Re: [PATCH v11 7/7] x86/crash: Add x86 crash hotplug support

From: Eric DeVolder
Date: Tue Sep 06 2022 - 12:12:52 EST




On 9/4/22 22:19, Baoquan He wrote:
On 08/26/22 at 01:37pm, Eric DeVolder wrote:
For x86_64, when CPU or memory is hot un/plugged, the crash
elfcorehdr, which describes the CPUs and memory in the system,
must also be updated.

When loading the crash kernel via kexec_load or kexec_file_load,
the elfcorehdr is identified at run time in
crash_core:handle_hotplug_event().

To update the elfcorehdr for x86_64, a new elfcorehdr must be
generated from the available CPUs and memory. The new elfcorehdr
is prepared into a buffer, and then installed over the top of
the existing elfcorehdr.

In the patch 'kexec: exclude elfcorehdr from the segment digest'
the need to update purgatory due to the change in elfcorehdr was
eliminated. As a result, no changes to purgatory or boot_params
(as the elfcorehdr= kernel command line parameter pointer
remains unchanged and correct) are needed, just elfcorehdr.

To accommodate a growing number of resources via hotplug, the
elfcorehdr segment must be sufficiently large enough to accommodate
changes, see the CRASH_MAX_MEMORY_RANGES configure item.

With this change, crash hotplug for kexec_file_load syscall
is supported. The kexec_load is also supported, but also
requires a corresponding change to userspace kexec-tools.

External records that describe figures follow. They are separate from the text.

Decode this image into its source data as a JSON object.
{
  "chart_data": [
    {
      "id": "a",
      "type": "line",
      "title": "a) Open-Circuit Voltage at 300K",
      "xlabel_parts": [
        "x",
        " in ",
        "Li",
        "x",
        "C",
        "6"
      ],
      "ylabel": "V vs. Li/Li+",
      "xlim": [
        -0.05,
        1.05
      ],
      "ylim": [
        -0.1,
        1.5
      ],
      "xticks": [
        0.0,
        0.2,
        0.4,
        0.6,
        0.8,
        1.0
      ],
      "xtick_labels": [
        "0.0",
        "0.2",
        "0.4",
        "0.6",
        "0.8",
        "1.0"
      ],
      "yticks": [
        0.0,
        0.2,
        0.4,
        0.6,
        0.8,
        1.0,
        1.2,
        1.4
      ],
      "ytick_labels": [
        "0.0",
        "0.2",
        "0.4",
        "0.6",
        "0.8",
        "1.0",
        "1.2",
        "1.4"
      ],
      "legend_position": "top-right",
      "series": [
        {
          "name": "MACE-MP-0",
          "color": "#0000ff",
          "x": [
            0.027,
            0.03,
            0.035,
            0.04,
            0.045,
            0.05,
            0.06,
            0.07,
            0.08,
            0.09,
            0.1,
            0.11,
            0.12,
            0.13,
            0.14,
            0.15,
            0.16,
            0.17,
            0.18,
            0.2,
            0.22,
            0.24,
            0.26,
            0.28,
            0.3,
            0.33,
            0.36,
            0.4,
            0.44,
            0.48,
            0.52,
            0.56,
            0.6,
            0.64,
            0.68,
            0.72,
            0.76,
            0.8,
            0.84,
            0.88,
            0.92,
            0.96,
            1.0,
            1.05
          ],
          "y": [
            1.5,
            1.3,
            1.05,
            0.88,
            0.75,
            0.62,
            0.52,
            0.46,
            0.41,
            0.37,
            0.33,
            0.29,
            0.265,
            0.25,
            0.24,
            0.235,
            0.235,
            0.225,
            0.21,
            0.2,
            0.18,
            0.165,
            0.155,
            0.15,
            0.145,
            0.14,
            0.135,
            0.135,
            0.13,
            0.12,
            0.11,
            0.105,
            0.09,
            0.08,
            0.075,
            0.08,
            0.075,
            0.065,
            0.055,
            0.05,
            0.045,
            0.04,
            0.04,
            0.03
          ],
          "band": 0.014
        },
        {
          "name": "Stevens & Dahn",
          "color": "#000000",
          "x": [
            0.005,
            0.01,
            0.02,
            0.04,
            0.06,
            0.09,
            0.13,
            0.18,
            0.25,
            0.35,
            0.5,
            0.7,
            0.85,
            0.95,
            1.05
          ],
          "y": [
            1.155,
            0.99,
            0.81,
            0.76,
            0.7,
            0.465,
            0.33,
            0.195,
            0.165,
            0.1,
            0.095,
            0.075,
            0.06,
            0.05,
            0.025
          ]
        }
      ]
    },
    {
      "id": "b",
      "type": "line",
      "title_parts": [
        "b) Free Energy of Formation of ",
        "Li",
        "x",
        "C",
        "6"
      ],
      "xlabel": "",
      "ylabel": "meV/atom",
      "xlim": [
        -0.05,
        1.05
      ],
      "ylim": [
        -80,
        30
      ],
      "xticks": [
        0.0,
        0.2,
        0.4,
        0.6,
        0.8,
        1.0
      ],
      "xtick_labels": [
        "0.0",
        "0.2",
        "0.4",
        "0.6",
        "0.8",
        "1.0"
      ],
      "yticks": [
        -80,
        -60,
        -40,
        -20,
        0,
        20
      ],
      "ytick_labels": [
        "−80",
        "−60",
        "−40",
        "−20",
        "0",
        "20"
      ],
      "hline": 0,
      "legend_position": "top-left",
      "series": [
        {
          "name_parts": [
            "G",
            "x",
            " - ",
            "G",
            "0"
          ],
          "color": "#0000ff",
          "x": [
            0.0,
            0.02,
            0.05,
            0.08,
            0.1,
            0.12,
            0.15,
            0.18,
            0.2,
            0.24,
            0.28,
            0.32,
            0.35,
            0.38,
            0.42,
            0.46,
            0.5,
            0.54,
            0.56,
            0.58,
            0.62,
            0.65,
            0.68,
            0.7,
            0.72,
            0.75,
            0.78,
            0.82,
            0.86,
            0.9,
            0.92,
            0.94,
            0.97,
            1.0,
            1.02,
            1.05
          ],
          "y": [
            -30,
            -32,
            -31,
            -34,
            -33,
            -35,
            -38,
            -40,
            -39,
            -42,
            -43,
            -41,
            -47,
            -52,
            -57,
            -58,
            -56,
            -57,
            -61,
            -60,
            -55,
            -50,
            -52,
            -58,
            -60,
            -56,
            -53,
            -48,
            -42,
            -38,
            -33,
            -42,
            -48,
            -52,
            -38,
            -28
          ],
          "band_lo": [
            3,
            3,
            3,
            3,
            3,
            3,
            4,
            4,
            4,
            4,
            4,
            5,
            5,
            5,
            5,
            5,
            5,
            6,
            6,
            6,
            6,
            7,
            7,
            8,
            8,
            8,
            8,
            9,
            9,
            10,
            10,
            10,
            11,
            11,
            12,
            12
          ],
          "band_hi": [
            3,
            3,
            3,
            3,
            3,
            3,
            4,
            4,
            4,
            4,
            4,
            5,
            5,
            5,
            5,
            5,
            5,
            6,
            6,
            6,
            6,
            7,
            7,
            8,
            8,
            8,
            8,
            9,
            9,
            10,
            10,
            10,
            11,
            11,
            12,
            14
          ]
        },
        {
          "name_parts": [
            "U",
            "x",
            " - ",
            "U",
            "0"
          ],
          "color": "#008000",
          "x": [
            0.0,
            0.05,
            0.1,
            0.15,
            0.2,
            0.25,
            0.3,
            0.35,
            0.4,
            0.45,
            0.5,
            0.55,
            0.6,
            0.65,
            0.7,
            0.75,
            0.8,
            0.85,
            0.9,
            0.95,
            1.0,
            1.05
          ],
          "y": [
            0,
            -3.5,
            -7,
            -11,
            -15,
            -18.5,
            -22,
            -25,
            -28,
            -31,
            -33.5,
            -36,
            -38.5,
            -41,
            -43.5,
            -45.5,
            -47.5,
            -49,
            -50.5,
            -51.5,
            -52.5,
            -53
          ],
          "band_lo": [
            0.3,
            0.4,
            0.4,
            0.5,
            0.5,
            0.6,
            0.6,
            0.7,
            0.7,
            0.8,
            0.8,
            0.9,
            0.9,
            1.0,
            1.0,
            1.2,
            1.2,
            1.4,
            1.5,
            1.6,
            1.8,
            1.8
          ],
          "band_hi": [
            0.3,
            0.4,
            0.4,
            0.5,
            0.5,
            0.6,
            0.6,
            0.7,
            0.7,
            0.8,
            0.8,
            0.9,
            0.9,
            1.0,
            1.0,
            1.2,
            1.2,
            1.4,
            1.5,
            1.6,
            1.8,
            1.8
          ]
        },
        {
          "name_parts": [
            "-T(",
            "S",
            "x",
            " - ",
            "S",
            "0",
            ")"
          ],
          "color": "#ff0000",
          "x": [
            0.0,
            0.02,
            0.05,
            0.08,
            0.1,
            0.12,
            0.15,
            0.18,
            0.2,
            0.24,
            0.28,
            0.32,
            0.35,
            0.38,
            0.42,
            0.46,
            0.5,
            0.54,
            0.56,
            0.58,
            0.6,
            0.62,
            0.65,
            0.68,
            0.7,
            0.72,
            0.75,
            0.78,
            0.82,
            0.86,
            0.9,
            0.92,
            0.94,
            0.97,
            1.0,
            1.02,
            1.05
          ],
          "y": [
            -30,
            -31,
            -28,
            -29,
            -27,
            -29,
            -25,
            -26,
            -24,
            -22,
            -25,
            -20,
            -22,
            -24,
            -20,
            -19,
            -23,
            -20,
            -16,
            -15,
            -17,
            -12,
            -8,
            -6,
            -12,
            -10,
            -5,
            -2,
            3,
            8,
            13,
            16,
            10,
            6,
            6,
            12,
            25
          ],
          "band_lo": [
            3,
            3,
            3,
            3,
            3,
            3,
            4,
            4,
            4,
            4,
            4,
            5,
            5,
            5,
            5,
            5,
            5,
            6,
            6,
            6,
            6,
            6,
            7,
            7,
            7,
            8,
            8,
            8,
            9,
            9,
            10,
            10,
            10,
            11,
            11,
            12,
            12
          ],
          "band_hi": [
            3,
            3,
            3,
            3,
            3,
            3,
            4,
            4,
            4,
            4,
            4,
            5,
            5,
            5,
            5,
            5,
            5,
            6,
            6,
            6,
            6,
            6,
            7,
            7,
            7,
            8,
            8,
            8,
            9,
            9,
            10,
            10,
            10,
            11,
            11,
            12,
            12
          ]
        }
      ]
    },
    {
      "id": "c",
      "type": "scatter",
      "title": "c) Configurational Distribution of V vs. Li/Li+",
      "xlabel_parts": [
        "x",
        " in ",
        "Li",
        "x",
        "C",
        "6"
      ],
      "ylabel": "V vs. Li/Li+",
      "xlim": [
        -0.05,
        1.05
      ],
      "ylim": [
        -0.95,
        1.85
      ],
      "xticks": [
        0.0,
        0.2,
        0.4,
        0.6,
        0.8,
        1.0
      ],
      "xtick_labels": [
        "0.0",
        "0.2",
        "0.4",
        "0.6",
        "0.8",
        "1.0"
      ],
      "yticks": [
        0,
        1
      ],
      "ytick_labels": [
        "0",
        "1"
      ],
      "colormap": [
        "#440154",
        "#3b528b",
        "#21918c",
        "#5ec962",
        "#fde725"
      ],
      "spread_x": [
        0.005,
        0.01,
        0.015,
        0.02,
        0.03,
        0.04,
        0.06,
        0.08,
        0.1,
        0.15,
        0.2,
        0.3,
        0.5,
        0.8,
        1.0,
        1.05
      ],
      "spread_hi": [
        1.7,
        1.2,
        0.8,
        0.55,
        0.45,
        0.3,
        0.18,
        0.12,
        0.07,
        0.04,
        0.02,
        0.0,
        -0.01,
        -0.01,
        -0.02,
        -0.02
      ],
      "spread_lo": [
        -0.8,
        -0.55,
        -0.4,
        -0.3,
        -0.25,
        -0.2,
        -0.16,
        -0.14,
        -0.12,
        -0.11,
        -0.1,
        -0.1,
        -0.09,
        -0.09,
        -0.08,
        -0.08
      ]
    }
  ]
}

Signed-off-by: Eric DeVolder <eric.devolder@xxxxxxxxxx>
---
arch/x86/Kconfig | 11 ++++
arch/x86/include/asm/kexec.h | 20 +++++++
arch/x86/kernel/crash.c | 102 +++++++++++++++++++++++++++++++++++
3 files changed, 133 insertions(+)

diff --git a/arch/x86/Kconfig b/arch/x86/Kconfig
index f9920f1341c8..cdfc9b2fdf98 100644
--- a/arch/x86/Kconfig
+++ b/arch/x86/Kconfig
@@ -2056,6 +2056,17 @@ config CRASH_DUMP
(CONFIG_RELOCATABLE=y).
For more details see Documentation/admin-guide/kdump/kdump.rst
+config CRASH_MAX_MEMORY_RANGES
+ depends on CRASH_DUMP && KEXEC_FILE && (HOTPLUG_CPU || MEMORY_HOTPLUG)
+ int
+ default 32768
+ help
+ For the kexec_file_load path, specify the maximum number of
+ memory regions, eg. as represented by the 'System RAM' entries
+ in /proc/iomem, that the elfcorehdr buffer/segment can accommodate.
+ This value is combined with NR_CPUS and multiplied by Elf64_Phdr
+ size to determine the final buffer size.
+
config KEXEC_JUMP
bool "kexec jump"
depends on KEXEC && HIBERNATION
diff --git a/arch/x86/include/asm/kexec.h b/arch/x86/include/asm/kexec.h
index a3760ca796aa..432073385b2d 100644
--- a/arch/x86/include/asm/kexec.h
+++ b/arch/x86/include/asm/kexec.h
@@ -212,6 +212,26 @@ typedef void crash_vmclear_fn(void);
extern crash_vmclear_fn __rcu *crash_vmclear_loaded_vmcss;
extern void kdump_nmi_shootdown_cpus(void);
+void *arch_map_crash_pages(unsigned long paddr, unsigned long size);
+#define arch_map_crash_pages arch_map_crash_pages
+
+void arch_unmap_crash_pages(void **ptr);
+#define arch_unmap_crash_pages arch_unmap_crash_pages
+
+void arch_crash_handle_hotplug_event(struct kimage *image,
+ unsigned int hp_action);
+#define arch_crash_handle_hotplug_event arch_crash_handle_hotplug_event
+
+#ifdef CONFIG_HOTPLUG_CPU
+static inline int crash_hotplug_cpu_support(void) { return 1; }
+#define crash_hotplug_cpu_support crash_hotplug_cpu_support
+#endif
+
+#ifdef CONFIG_MEMORY_HOTPLUG
+static inline int crash_hotplug_memory_support(void) { return 1; }
+#define crash_hotplug_memory_support crash_hotplug_memory_support
+#endif

Check these two functions again, wonder whether this is a common usage
to show support of a feature. I don't remember where we do like this. We
usually define a global variable to mark it? Anyway, it works. See if
other people have comments, I could be ignorant.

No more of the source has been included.